[Napoléon 4] L'immortel de Sainte-Hélène
murmure-t-il. Je pense que j’aurais dû mourir à Waterloo. Peut-être avant. Fussé-je mort à Moscou, ma renommée serait celle du plus grand conquérant qu’on ait connu.
Il regarde Marchand. Le valet de chambre se tient appuyé au mur. Il a tenté de transformer ce réduit en bivouac. Mais mieux valait une grange sur un champ de bataille, une ferme détruite par les boulets, et remplie de soldats morts ou blessés, que cette pièce sordide envahie de rats. Mieux valait la guerre, la mort, à cette île.
Il l’a observée du Northumberland toute la journée. Il a vu les falaises, les plateaux dénudés, les arbres nains, couchés par le vent. Il a deviné la succession des pluies, des coups de vent froid et d’une chaleur accablante. Puis il a vu cette foule mêlée d’esclaves et de petits maîtres.
Voilà ma prison, au milieu de l’océan, parmi les rats. Moi !
Il retourne vers le lit. Il s’assied à nouveau, invite Marchand à l’imiter. Le valet s’installe par terre.
J’ai parlé avec les rois, les maréchaux, les ministres, les savants. J’ai dicté des codes et des lois qui ont changé les moeurs, j’ai conçu des plans de campagne qui ont mis en branle des centaines de milliers d’hommes. Et je n’aurai plus désormais pour interlocuteur que ce jeune homme dévoué, mon valet Marchand, ou bien ces quelques fidèles qui, comme cela s’est déjà produit à bord du Northumberland, se déchirent, se jalousent, parce que l’exil est un malheur .
Si je cède d’un pas aux Anglais, si j’oublie qui je suis, d’où je viens, ce que j’ai fait, si ma vigilance faiblit, alors tout sera emporté, moi, ma dignité ; et ma gloire passée sera ternie, souillée par cette soumission .
C’est cela qu’ils veulent : me réduire, montrer au monde que je ne suis plus rien, dès lors qu’on m’a placé parmi les rats .
C’est maintenant qu’il me faut être Empereur, c’est maintenant qu’il me faut mener un combat sans autre issue que la mort .

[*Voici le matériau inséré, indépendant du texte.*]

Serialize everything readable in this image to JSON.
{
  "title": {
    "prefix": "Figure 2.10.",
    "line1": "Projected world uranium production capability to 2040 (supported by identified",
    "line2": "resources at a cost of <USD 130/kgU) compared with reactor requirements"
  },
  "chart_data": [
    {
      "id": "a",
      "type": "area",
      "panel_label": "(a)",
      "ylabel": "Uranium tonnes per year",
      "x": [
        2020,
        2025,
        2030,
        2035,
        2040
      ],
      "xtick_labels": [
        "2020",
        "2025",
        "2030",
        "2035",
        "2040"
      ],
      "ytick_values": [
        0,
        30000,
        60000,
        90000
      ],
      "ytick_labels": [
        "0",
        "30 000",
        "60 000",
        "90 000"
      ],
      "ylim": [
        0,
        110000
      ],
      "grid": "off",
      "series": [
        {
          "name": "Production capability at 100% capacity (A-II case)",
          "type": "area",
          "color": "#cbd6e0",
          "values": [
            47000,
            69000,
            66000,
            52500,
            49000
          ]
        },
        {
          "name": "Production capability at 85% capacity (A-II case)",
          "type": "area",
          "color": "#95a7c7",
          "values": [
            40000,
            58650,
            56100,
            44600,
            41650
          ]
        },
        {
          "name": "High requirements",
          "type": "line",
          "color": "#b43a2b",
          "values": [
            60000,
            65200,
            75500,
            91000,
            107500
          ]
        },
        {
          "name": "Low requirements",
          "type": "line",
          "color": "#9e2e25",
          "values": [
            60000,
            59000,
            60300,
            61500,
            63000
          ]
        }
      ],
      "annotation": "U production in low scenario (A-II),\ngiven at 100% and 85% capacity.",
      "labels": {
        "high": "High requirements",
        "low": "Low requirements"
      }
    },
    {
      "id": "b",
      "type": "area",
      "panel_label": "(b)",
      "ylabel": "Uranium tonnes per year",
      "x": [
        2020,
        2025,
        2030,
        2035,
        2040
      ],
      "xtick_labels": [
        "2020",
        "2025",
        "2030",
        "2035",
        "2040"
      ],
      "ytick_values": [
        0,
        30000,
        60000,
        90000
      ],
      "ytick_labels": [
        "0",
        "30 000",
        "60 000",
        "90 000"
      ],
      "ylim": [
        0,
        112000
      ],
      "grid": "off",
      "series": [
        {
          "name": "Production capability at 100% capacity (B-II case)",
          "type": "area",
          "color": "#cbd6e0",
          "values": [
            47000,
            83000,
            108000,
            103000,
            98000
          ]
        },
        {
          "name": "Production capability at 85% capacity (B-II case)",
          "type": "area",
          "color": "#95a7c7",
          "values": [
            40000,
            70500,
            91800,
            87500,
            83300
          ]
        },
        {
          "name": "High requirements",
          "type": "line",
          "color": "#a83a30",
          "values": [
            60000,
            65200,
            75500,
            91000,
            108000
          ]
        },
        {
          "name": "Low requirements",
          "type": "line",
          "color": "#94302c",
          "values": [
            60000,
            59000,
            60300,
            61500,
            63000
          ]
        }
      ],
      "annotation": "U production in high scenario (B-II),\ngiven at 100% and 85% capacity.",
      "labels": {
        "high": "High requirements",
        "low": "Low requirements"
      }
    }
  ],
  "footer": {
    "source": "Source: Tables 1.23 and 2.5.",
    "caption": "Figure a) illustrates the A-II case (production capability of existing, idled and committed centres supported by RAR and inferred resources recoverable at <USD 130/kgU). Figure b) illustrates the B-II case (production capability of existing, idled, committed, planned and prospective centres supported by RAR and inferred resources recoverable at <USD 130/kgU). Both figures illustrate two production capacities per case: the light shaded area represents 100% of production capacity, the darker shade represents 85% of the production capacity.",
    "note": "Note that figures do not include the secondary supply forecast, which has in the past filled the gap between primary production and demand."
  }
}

Je dois former le carré. Je suis à moi seul toute ma Grande Armée. Je suis la Vieille Garde qui meurt et ne se rend pas .
— On peut me violenter, dit-il, mais pas m’avilir.
Il se dresse à nouveau. Il donne des coups de pied pour écarter les rats.
— Je me suis élevé de rien à être le plus grand monarque du monde. L’Europe était à mes pieds. En dépit des libelles, je ne crains pas pour ma renommée ; la postérité me fera justice.
Il regarde la rue.
La foule est toujours là, éclairée maintenant par la lune. Elle grouille. Elle murmure.
Oublier ces visages, oublier cette île. Poursuivre ma route, ici, en esprit. Imposer aux geôliers et aux bourreaux ma liberté de rester moi, dans leur prison. Et chaque fois qu’ils essaieront d’empiéter sur ma personne, les repousser. Ne plus les voir. Ni eux, ni les rats, ni les mouches, ne pas sentir le vent, la chaleur, l’humidité. Maintenir .
— Les grands événements, reprend-il, ont glissé sur moi comme du plomb sur du marbre.
Ce qui se produira ici ne m’entamera pas davantage. Tout cela n’est rien, puisque j’ai parcouru mon destin en pleine lumière. Et c’est mon destin que je dois servir, maintenant .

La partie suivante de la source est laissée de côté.